The germ theory of disease did not become the basis of treatment until the late 1800s.
One of the babies delivered at Fort Branch was Furman Charles Whitaker, the first native-born resident of Manatee County to become a doctor and practice in the area.
Furman had injured his elbow as a boy, without the capability of doing physical labor, he was sent to Danville, Kentucky to study. He returned in 1877, at the end of the Civil War.
He established his medical practice first in Sarasota in 1896, then in Bradenton in 1898. From 1906-1909 Furman practiced general medicine, then went to New York City for his specialty diploma. He was the first Eye, Ear and Nose specialist to practice in Manatee County, returning in 1911.
Dr. Furman Whittaker became Manatee County’s first native-born doctor and Manatee County’s first eye, ears and throat specialist.

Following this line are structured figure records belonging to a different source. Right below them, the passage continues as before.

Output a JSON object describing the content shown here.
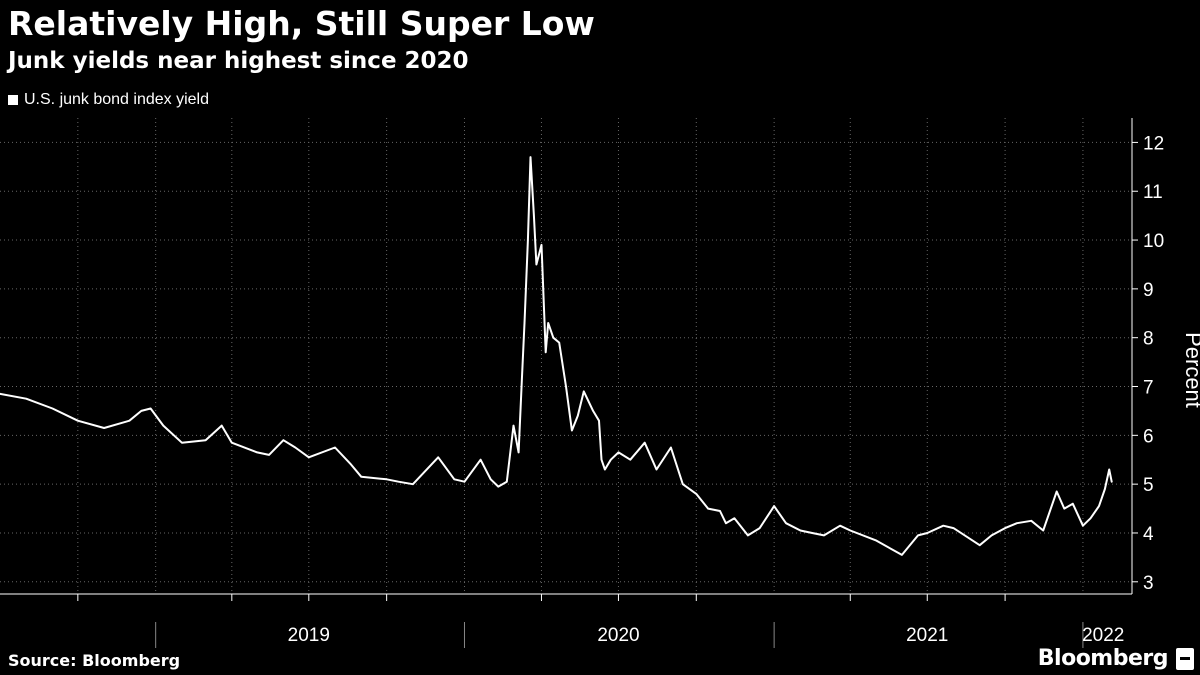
{
  "header": {
    "title": "Relatively High, Still Super Low",
    "subtitle": "Junk yields near highest since 2020"
  },
  "footer": {
    "source": "Source: Bloomberg",
    "brand": "Bloomberg"
  },
  "colors": {
    "background": "#000000",
    "line": "#ffffff",
    "grid": "#666666",
    "text": "#ffffff"
  },
  "chart_data": {
    "type": "line",
    "title": "Relatively High, Still Super Low",
    "subtitle": "Junk yields near highest since 2020",
    "ylabel": "Percent",
    "xlabel": "",
    "ylim": [
      2.75,
      12.5
    ],
    "xlim": [
      "2018-07-01",
      "2022-02-28"
    ],
    "y_ticks": [
      3,
      4,
      5,
      6,
      7,
      8,
      9,
      10,
      11,
      12
    ],
    "x_year_labels": [
      {
        "label": "2019",
        "date": "2019-07-01"
      },
      {
        "label": "2020",
        "date": "2020-07-01"
      },
      {
        "label": "2021",
        "date": "2021-07-01"
      },
      {
        "label": "2022",
        "date": "2022-01-25"
      }
    ],
    "grid": true,
    "legend_position": "top-left",
    "series": [
      {
        "name": "U.S. junk bond index yield",
        "x": [
          "2018-07-01",
          "2018-08-01",
          "2018-09-01",
          "2018-10-01",
          "2018-11-01",
          "2018-12-01",
          "2018-12-15",
          "2018-12-26",
          "2019-01-10",
          "2019-02-01",
          "2019-03-01",
          "2019-03-20",
          "2019-04-01",
          "2019-05-01",
          "2019-05-15",
          "2019-06-01",
          "2019-06-15",
          "2019-07-01",
          "2019-08-01",
          "2019-08-20",
          "2019-09-01",
          "2019-10-01",
          "2019-10-15",
          "2019-11-01",
          "2019-12-01",
          "2019-12-20",
          "2020-01-01",
          "2020-01-20",
          "2020-02-01",
          "2020-02-10",
          "2020-02-20",
          "2020-02-28",
          "2020-03-05",
          "2020-03-09",
          "2020-03-12",
          "2020-03-16",
          "2020-03-19",
          "2020-03-23",
          "2020-03-26",
          "2020-04-01",
          "2020-04-06",
          "2020-04-09",
          "2020-04-15",
          "2020-04-22",
          "2020-04-30",
          "2020-05-07",
          "2020-05-14",
          "2020-05-21",
          "2020-06-01",
          "2020-06-08",
          "2020-06-11",
          "2020-06-15",
          "2020-06-22",
          "2020-07-01",
          "2020-07-15",
          "2020-08-01",
          "2020-08-15",
          "2020-09-01",
          "2020-09-15",
          "2020-10-01",
          "2020-10-15",
          "2020-10-29",
          "2020-11-05",
          "2020-11-15",
          "2020-12-01",
          "2020-12-15",
          "2021-01-01",
          "2021-01-15",
          "2021-02-01",
          "2021-02-15",
          "2021-03-01",
          "2021-03-20",
          "2021-04-01",
          "2021-05-01",
          "2021-06-01",
          "2021-06-20",
          "2021-07-01",
          "2021-07-20",
          "2021-08-01",
          "2021-09-01",
          "2021-09-15",
          "2021-10-01",
          "2021-10-15",
          "2021-11-01",
          "2021-11-15",
          "2021-12-01",
          "2021-12-10",
          "2021-12-20",
          "2022-01-01",
          "2022-01-10",
          "2022-01-20",
          "2022-01-27",
          "2022-02-01",
          "2022-02-04"
        ],
        "values": [
          6.85,
          6.75,
          6.55,
          6.3,
          6.15,
          6.3,
          6.5,
          6.55,
          6.2,
          5.85,
          5.9,
          6.2,
          5.85,
          5.65,
          5.6,
          5.9,
          5.75,
          5.55,
          5.75,
          5.4,
          5.15,
          5.1,
          5.05,
          5.0,
          5.55,
          5.1,
          5.05,
          5.5,
          5.1,
          4.95,
          5.05,
          6.2,
          5.65,
          7.2,
          8.3,
          10.0,
          11.7,
          10.5,
          9.5,
          9.9,
          7.7,
          8.3,
          8.0,
          7.9,
          7.0,
          6.1,
          6.4,
          6.9,
          6.5,
          6.3,
          5.5,
          5.3,
          5.5,
          5.65,
          5.5,
          5.85,
          5.3,
          5.75,
          5.0,
          4.8,
          4.5,
          4.45,
          4.2,
          4.3,
          3.95,
          4.1,
          4.55,
          4.2,
          4.05,
          4.0,
          3.95,
          4.15,
          4.05,
          3.85,
          3.55,
          3.95,
          4.0,
          4.15,
          4.1,
          3.75,
          3.95,
          4.1,
          4.2,
          4.25,
          4.05,
          4.85,
          4.5,
          4.6,
          4.15,
          4.3,
          4.55,
          4.9,
          5.3,
          5.05
        ]
      }
    ]
  }
}
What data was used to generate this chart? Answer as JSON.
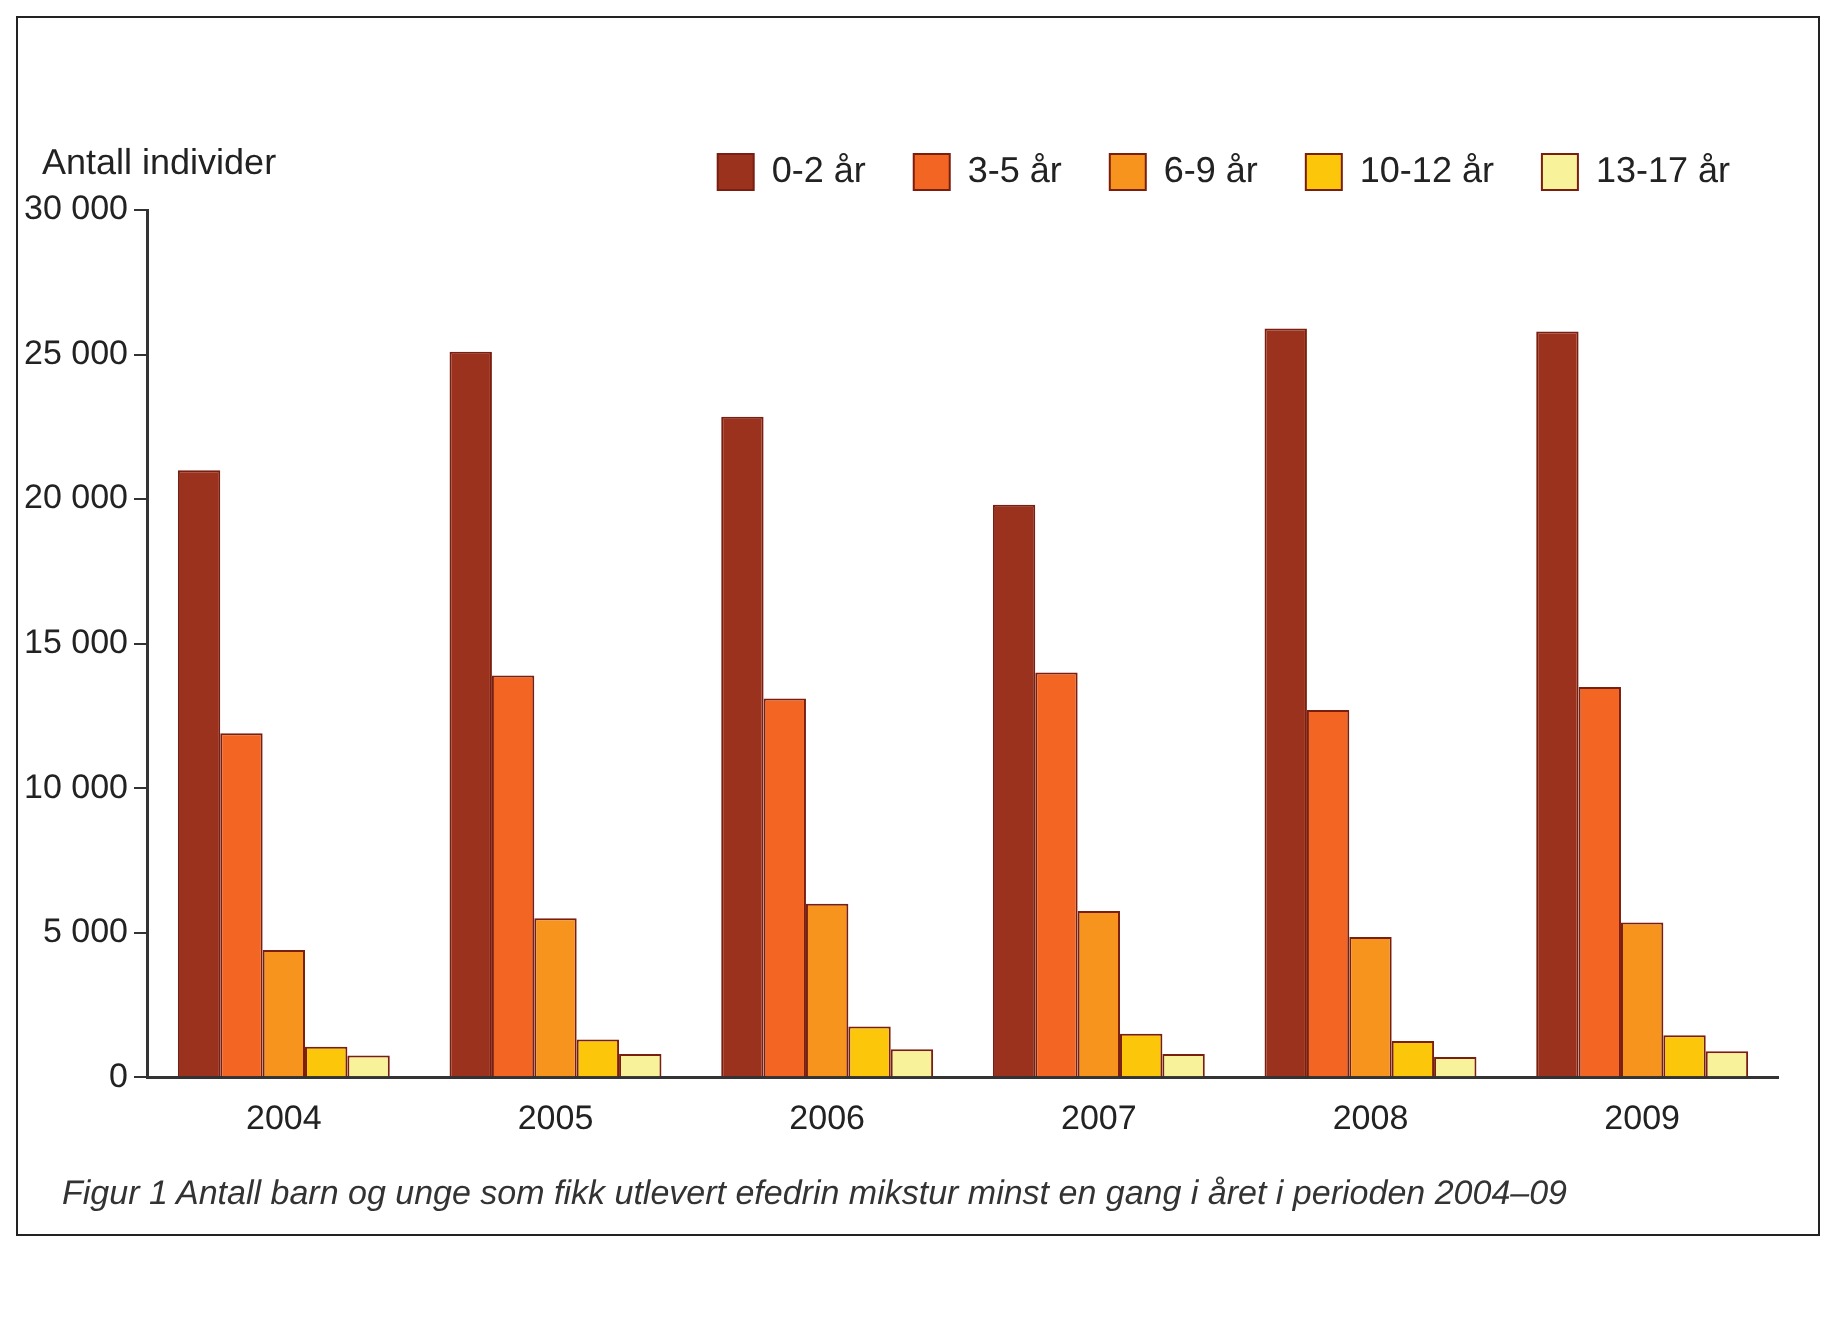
{
  "chart_data": {
    "type": "bar",
    "ylabel": "Antall individer",
    "categories": [
      "2004",
      "2005",
      "2006",
      "2007",
      "2008",
      "2009"
    ],
    "series": [
      {
        "name": "0-2 år",
        "color": "#9a321e",
        "values": [
          21000,
          25100,
          22850,
          19800,
          25900,
          25800
        ]
      },
      {
        "name": "3-5 år",
        "color": "#f26522",
        "values": [
          11900,
          13900,
          13100,
          14000,
          12700,
          13500
        ]
      },
      {
        "name": "6-9 år",
        "color": "#f7941d",
        "values": [
          4400,
          5500,
          6000,
          5750,
          4850,
          5350
        ]
      },
      {
        "name": "10-12 år",
        "color": "#fcc70a",
        "values": [
          1050,
          1300,
          1750,
          1500,
          1250,
          1450
        ]
      },
      {
        "name": "13-17 år",
        "color": "#f8f29a",
        "values": [
          750,
          800,
          970,
          800,
          700,
          900
        ]
      }
    ],
    "ylim": [
      0,
      30000
    ],
    "yticks": [
      {
        "value": 0,
        "label": "0"
      },
      {
        "value": 5000,
        "label": "5 000"
      },
      {
        "value": 10000,
        "label": "10 000"
      },
      {
        "value": 15000,
        "label": "15 000"
      },
      {
        "value": 20000,
        "label": "20 000"
      },
      {
        "value": 25000,
        "label": "25 000"
      },
      {
        "value": 30000,
        "label": "30 000"
      }
    ],
    "grid": false,
    "legend": "top right",
    "annotations": [
      "Figur 1  Antall barn og unge som fikk utlevert efedrin mikstur minst en gang i året i perioden 2004–09"
    ]
  }
}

Dr. Jack Halton was the first doctor to open a practice in Sarasota, 1904. Four years later, he opened the Halton Sanatorium. However, many historians believe it was his wife who was the real healer in the family.
Back then, women could not earn their doctorate, but they could become midwives.
Cornelia Ponder, of Punta Gorda, was one of the most well-known midwives in the region. Born in 1874 in Georgia, she received medical training was the only midwife to serve the Punta Gorda area during the turn of the century, delivering babies of all ethnicities although she was black. She delivered hundreds of babies in the region.
Antibiotics weren’t invented until the 1930s. Today they are prescribed without a thought, but it wasn’t that long ago that simple herbal ingredients did the job.